Saturday 10 November 2012

The Killers


As Elbow entertain the masses at Stradbally, The Killers’ bassist Mark Stoermer sits back
stage waiting for his band’s headline set at the Electric Picnic. The group have played a
handful of dates since returning from their 2010 hiatus. If he’s nervous it doesn’t show.

As strains of ‘Build A Rocket Boys’ resound around the arena, Stoermer sits coolly, as
though this is advice that he’s already taken. When the Killers bid a temporary farewell after
2008’s Day & Age, they left as one of the world’s biggest bands. Four years after that album,
in a vastly different musical landscape, the pressure is on ahead of the release of their latest
effort, Battle Born.

Look out Secretariat!
“I think every album has its own pressures. You always have to prove something. If our first
album wasn’t good then we wouldn’t even have a career. You could also say the same thing
for the second. Although not everyone got it at first, I think once we toured Sam’s Town live,
it made sense and it allowed us to continue to do what we do. It made us a better live band
too. I think Day And Age continued along those paths too. So I think, break or not, it feels the
same. There is a pressure, but it doesn’t feel any different”.

At a time when guitar bands are finding it increasingly difficult to get noticed, one wonders if
the band’s draw remains strong enough to restore them to their former heavyweight position.
But this is an older, more mature Killers, where egotism may not count for so much.
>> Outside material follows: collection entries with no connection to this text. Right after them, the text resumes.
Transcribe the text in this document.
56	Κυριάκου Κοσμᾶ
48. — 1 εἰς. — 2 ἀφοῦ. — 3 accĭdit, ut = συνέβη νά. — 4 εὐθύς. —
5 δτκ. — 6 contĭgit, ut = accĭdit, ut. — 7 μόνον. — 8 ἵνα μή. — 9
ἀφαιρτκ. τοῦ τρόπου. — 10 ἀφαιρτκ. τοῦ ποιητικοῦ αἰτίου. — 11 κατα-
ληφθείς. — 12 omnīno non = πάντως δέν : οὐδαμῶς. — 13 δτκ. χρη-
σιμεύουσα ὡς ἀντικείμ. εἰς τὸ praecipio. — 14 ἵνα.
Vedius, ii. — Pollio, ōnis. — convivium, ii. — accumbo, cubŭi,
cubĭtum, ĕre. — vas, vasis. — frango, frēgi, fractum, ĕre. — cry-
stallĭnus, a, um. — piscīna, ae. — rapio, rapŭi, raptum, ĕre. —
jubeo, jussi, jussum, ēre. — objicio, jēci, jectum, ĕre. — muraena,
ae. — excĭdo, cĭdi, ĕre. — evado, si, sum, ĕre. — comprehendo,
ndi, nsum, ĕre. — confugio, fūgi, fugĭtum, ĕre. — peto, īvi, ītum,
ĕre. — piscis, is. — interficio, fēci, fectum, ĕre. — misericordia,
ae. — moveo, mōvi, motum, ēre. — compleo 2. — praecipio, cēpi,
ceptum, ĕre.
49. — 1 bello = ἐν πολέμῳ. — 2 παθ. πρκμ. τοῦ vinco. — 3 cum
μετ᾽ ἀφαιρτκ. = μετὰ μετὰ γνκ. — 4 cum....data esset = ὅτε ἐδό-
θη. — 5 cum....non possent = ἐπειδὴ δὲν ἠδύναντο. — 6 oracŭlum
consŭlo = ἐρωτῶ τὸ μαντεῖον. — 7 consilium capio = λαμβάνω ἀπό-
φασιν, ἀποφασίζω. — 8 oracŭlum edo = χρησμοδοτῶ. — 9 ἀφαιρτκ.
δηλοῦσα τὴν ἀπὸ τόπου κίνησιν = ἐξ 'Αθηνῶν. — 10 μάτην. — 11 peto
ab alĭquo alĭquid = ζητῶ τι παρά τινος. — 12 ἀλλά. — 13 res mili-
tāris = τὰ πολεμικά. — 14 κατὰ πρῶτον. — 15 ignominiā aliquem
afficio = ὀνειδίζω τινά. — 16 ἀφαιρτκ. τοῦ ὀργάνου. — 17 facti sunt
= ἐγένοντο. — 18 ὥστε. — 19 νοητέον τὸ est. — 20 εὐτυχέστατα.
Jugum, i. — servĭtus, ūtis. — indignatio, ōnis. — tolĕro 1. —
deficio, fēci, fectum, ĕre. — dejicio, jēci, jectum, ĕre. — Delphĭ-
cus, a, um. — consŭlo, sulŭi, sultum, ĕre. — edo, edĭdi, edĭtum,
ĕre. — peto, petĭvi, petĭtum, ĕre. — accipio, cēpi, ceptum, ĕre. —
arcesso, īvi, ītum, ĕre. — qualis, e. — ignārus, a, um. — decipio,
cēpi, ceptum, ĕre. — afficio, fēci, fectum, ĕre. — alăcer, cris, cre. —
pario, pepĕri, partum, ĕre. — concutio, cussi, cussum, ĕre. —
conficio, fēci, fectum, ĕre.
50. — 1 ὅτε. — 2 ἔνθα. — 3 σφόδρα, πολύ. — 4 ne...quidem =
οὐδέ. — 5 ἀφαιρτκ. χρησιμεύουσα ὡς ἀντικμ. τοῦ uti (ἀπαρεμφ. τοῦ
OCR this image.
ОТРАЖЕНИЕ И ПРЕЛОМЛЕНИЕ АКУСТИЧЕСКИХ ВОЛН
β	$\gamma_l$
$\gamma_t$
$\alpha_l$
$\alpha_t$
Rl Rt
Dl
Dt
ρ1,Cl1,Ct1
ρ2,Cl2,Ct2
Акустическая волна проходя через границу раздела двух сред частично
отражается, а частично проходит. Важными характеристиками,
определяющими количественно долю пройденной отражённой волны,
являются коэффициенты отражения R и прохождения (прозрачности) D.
“For me personally I just hope that we continue to make records that we can honestly
say ‘this is the best record that we can make’, and we’re not at that point where we’re just
phoning it in or smacking a Killers label on it just to get out there and play a best-of set.
Hopefully when the records out, this new material is fresh and people are interested. As long
as that’s happening that’s what’s important to me, not necessarily being the biggest band in
the world”.

The band has commented that Battle Born has been one of the toughest albums of their
career to create. Scheduling conflicts meant that five different producers were used during
the recording process. It’s an impressive list, alongside regular collaborator Stuart Price it
features U2’s Steve Lilywhite and Bob Dylan/Neil Young man Daniel Lanois. Remarkably,
considering the amount of different input the band no doubt received, there’s an incredible
flow to Battle Born.

“I think it was up to us at the end of the day to tie it all up. We were kind of the executive
producers; there was no one lead producer with a vision for this record. We were all a little
nervous by the end, thinking ‘Is this going to make sense?’ I think by the time the album was
mixed and we signed off on the final track listing it did make sense and it seems to have a
flow. That’s because each producer may have brought something to the table, but at the end
of the day, we’re going to be us, we still write the songs”.

As a record Battle Born stands up among their best efforts and is perhaps their most
consistent since Hot Fuss. Drawing on elements from each of the first three records the album
is the sound of a band maturing in their own skin. With noticeable nods to Springsteen, Tom
Petty and The Who, it’s a record that’s stadium ready, and one expects those stadiums to be

full when the album is toured.

While Stoermer is clearly pleased with his band’s results on the new album, he’s wary of
following a similar recording path on future records.

“I would hope that on the next record, we do trim it down and there is more of a clear vision.
I think this record was a tough process. Though in the end I think it’s a great record and we
figured it out as we went along. Before on the previous two records, we’d gone with thirty
songs or so, recorded twenty of them and then taken 12 songs or so and that would be the
record. This time we’d have three or four songs, go record with a producer, go back and write
ten songs, go record another two or three with someone else, bring in someone else”.

“So there was never a starting point where we thought ‘we’re making a record now’ or
we had a vision. This album developed as it went along, which in a lot of ways makes it
something special but at the same time it was a very tiring process, more than any other
record that we’ve done”.

Stoermer, along with Brandon Flowers and drummer Ronnie Vanucci each enjoyed success
with solo albums during the band’s hiatus. There were fears that this would result in a longer
absence from the band, but Stoermer reveals that for them, nothing quite compares to The
Killers.

“I think the way we work together is kind of like a puzzle that happens to fit well. Although
we might mix it up now and then, what every person brings to the band is something that
makes the whole what it is. The whole, for whatever reason, is that thing when lightning
strikes. There are millions of bands in the world and we happen to be one of the ones who
got to do it for a career and be headlining festivals like this. I think that’s a product of the
unknown thing that happens when the four of us get together”.